But for this futuristic technology to actually catch on, humans will need to trust AI agents not to go rogue with their hard-earned money. That’s the goal of a startup named Nava, which has raised $8.3 million in seed funding to build the trust side of the autonomous payments equation. The funding round was co-led by the venture capital firms Polychain and Archetype.
“These agents will organically, autonomously start executing, creating … transactions, and managing economic activity as we see more and more of these tools enter the market,” Nava CEO and co-founder Vyas Krishnan told Fortune. “We really want to position ourselves as a trustworthy system for handling real capital across financial workflows.”
Krishnan and co-founder Brianna Montgomery previously worked together at EigenLayer, an Ethereum-focused startup. EigenLayer founder Sreeram Kannan, who has connections to Krishnan dating to before the crypto startup, is among the other investors backing Nava.

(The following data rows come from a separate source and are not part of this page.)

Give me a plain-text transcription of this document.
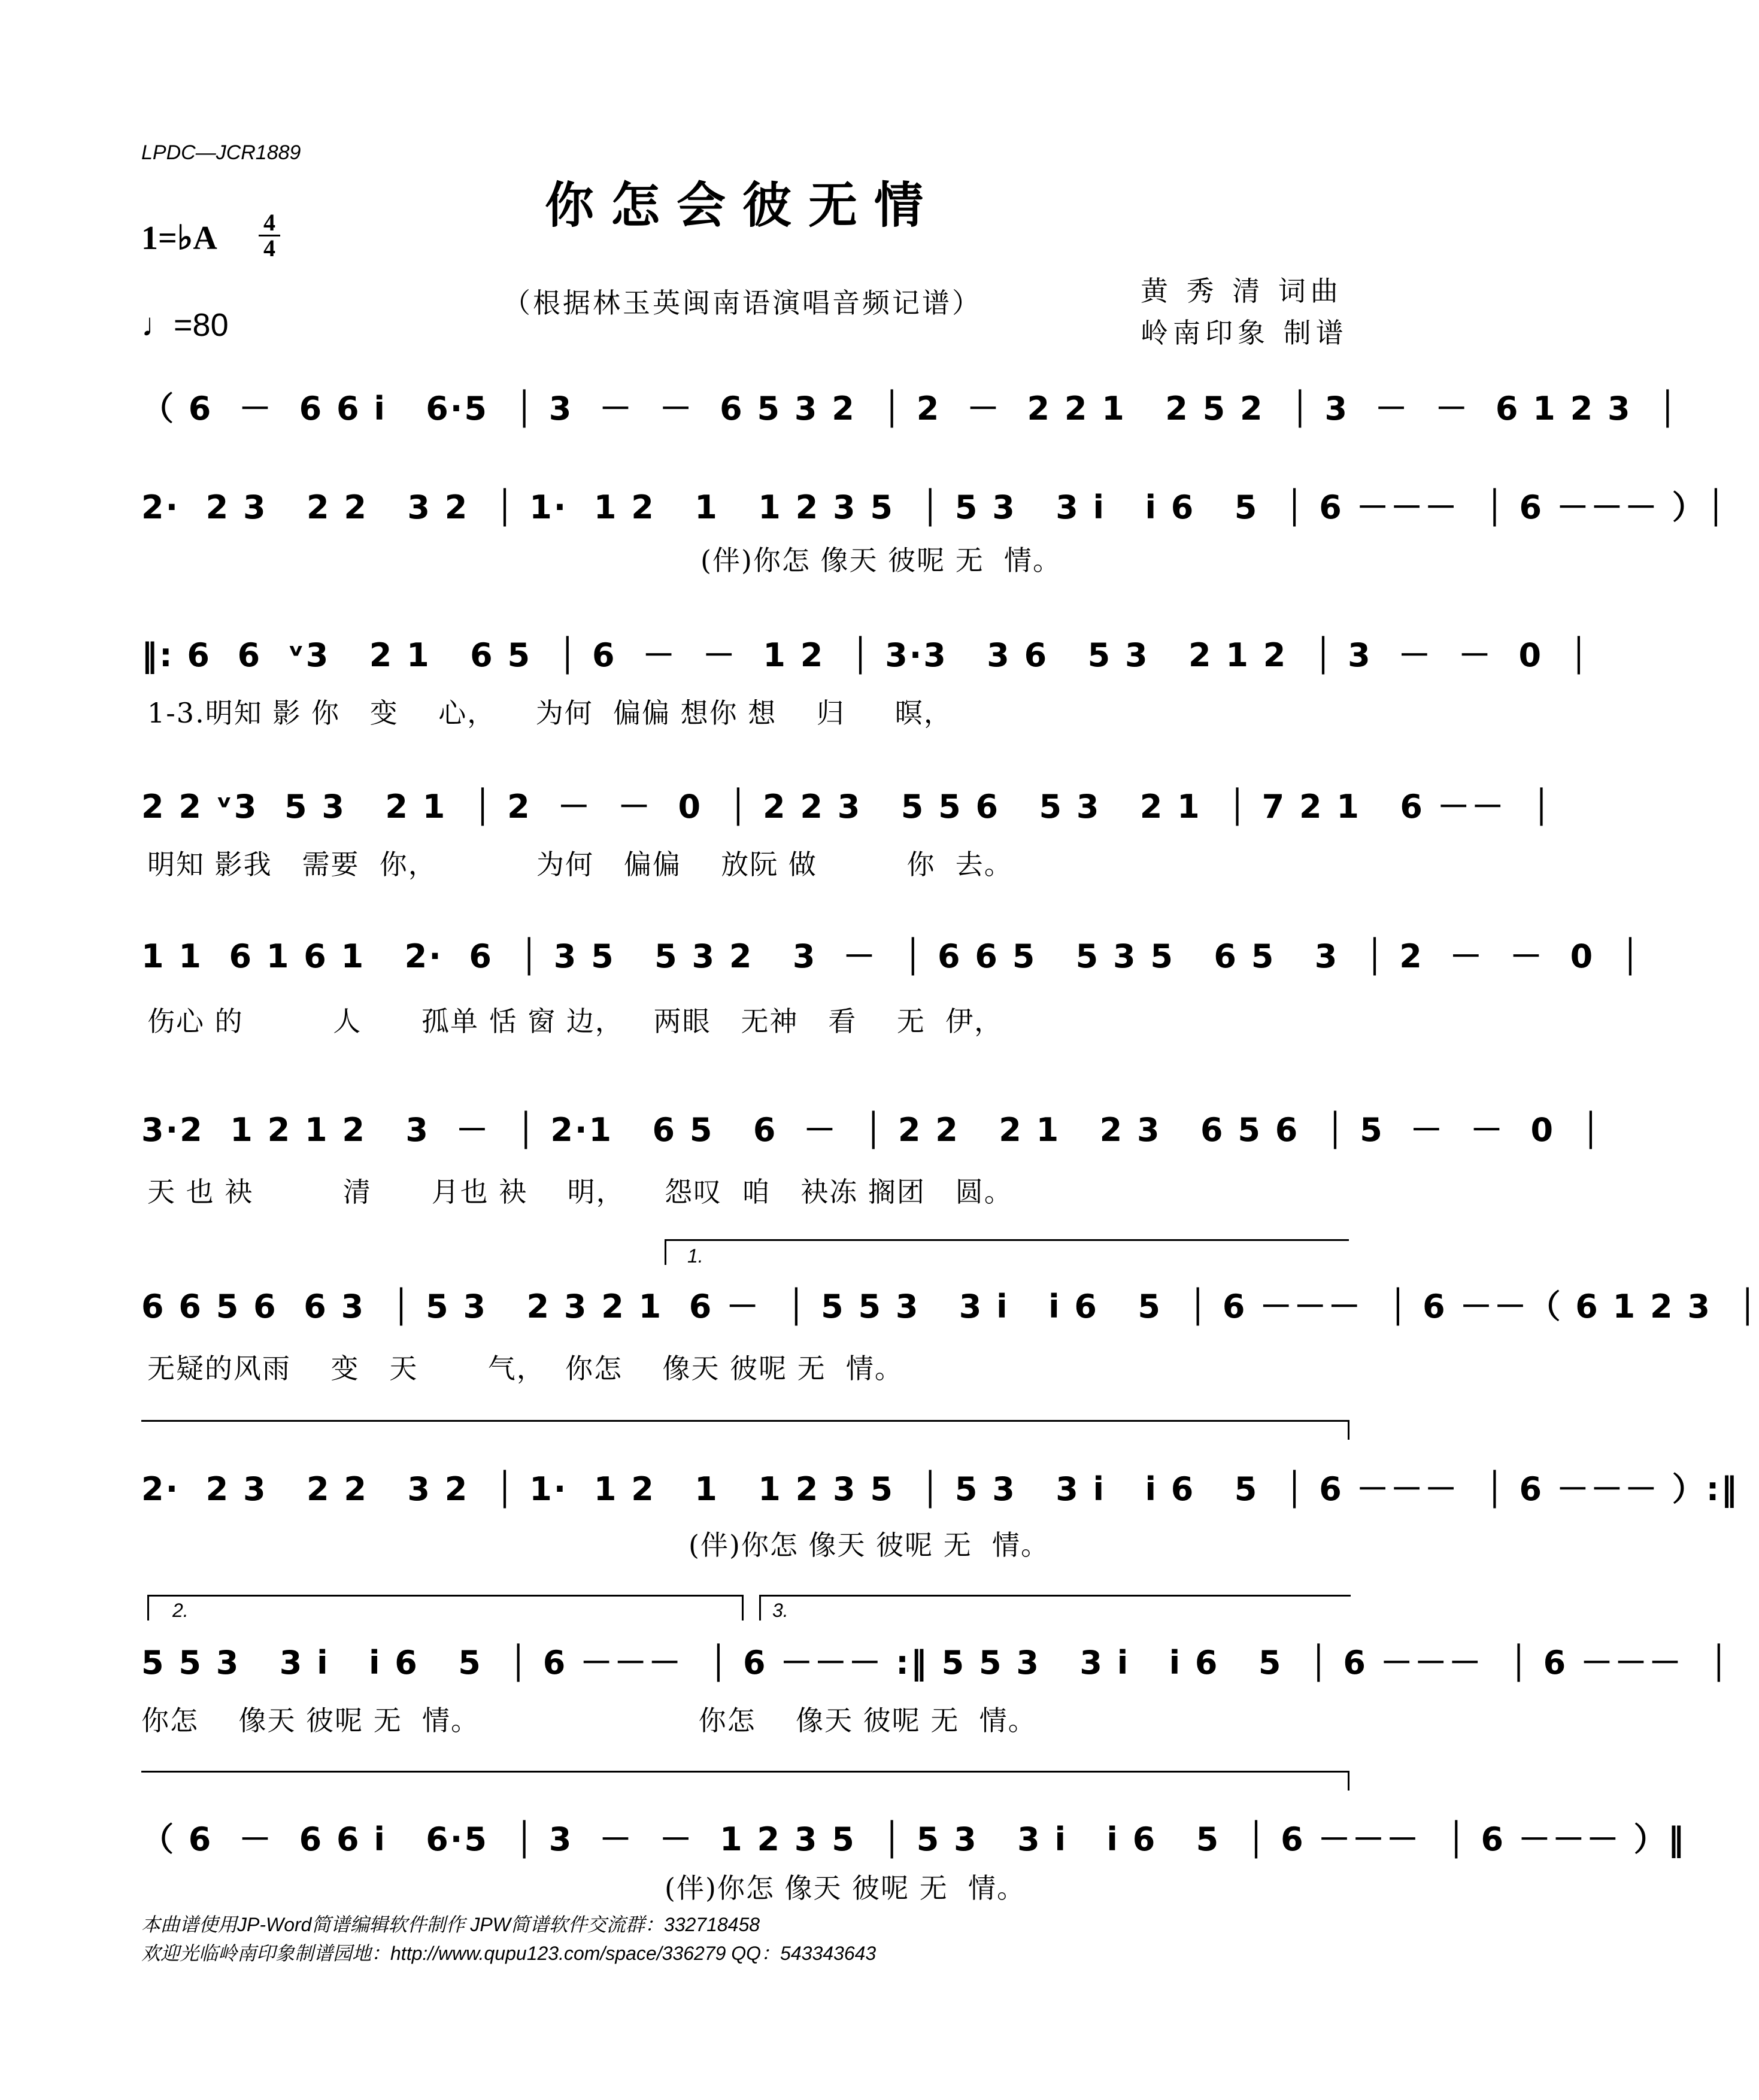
LPDC—JCR1889
你怎会彼无情
1=♭A 4
4
♩=80
（根据林玉英闽南语演唱音频记谱）	黄 秀 清 词曲
岭南印象 制谱
（ 6  －  6 6 i   6·5  │ 3  －  －  6 5 3 2  │ 2  －  2 2 1   2 5 2  │ 3  －  －  6 1 2 3  │
2·  2 3   2 2   3 2  │ 1·  1 2   1   1 2 3 5  │ 5 3   3 i   i 6   5  │ 6 －－－  │ 6 －－－ ）│
(伴)你怎 像天 彼呢 无  情。
‖: 6  6  ᵛ3   2 1   6 5  │ 6  －  －  1 2  │ 3·3   3 6   5 3   2 1 2  │ 3  －  －  0  │
1-3.明知 影 你   变    心，    为何  偏偏 想你 想    归     暝，
2 2 ᵛ3  5 3   2 1  │ 2  －  －  0  │ 2 2 3   5 5 6   5 3   2 1  │ 7 2 1   6 －－  │
明知 影我   需要  你，          为何   偏偏    放阮 做         你  去。
1 1  6 1 6 1   2·  6  │ 3 5   5 3 2   3  －  │ 6 6 5   5 3 5   6 5   3  │ 2  －  －  0  │
伤心 的         人      孤单 恬 窗 边，   两眼   无神   看    无  伊，
3·2  1 2 1 2   3  －  │ 2·1   6 5   6  －  │ 2 2   2 1   2 3   6 5 6  │ 5  －  －  0  │
天 也 袂         清      月也 袂    明，    怨叹  咱   袂冻 搁团   圆。
1.
6 6 5 6  6 3  │ 5 3   2 3 2 1  6 －  │ 5 5 3   3 i   i 6   5  │ 6 －－－  │ 6 －－（ 6 1 2 3  │
无疑的风雨    变   天       气，  你怎    像天 彼呢 无  情。
2·  2 3   2 2   3 2  │ 1·  1 2   1   1 2 3 5  │ 5 3   3 i   i 6   5  │ 6 －－－  │ 6 －－－ ）:‖
(伴)你怎 像天 彼呢 无  情。
2.	3.
5 5 3   3 i   i 6   5  │ 6 －－－  │ 6 －－－ :‖ 5 5 3   3 i   i 6   5  │ 6 －－－  │ 6 －－－  │
你怎    像天 彼呢 无  情。                      你怎    像天 彼呢 无  情。
（ 6  －  6 6 i   6·5  │ 3  －  －  1 2 3 5  │ 5 3   3 i   i 6   5  │ 6 －－－  │ 6 －－－ ）‖
(伴)你怎 像天 彼呢 无  情。
本曲谱使用JP-Word简谱编辑软件制作 JPW简谱软件交流群：332718458
欢迎光临岭南印象制谱园地：http://www.qupu123.com/space/336279 QQ：543343643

Nava’s specific approach to reining in rogue behavior by AI agents is the creation of an escrow service that holds onto funds until an agent proposes a transaction. Once the agent does, Nava uses a verification framework to determine whether the outcome of an agent’s transaction will match the user’s intent. If the transaction passes the check, the transaction is executed. If not, the funds remain in escrow.
The reasoning that underlies any given decision by Nava to accept or reject a transactions will be posted on-chain, thereby creating a public ledger of decisions that other AIs can reference. Nava currently runs as a layer-3 blockchain built on Arbitrum, and it will have a parallel deployment on Tempo, Krishnan said.
Nava’s infrastructure is meant to serve both consumers and institutions, Krishnan said. “Consumers are going to want to be able to protect assets from agent misbehavior, agent hallucination, but then institutions aren’t going to be able to onboard unless they have some sort of clarity of intent versus execution.”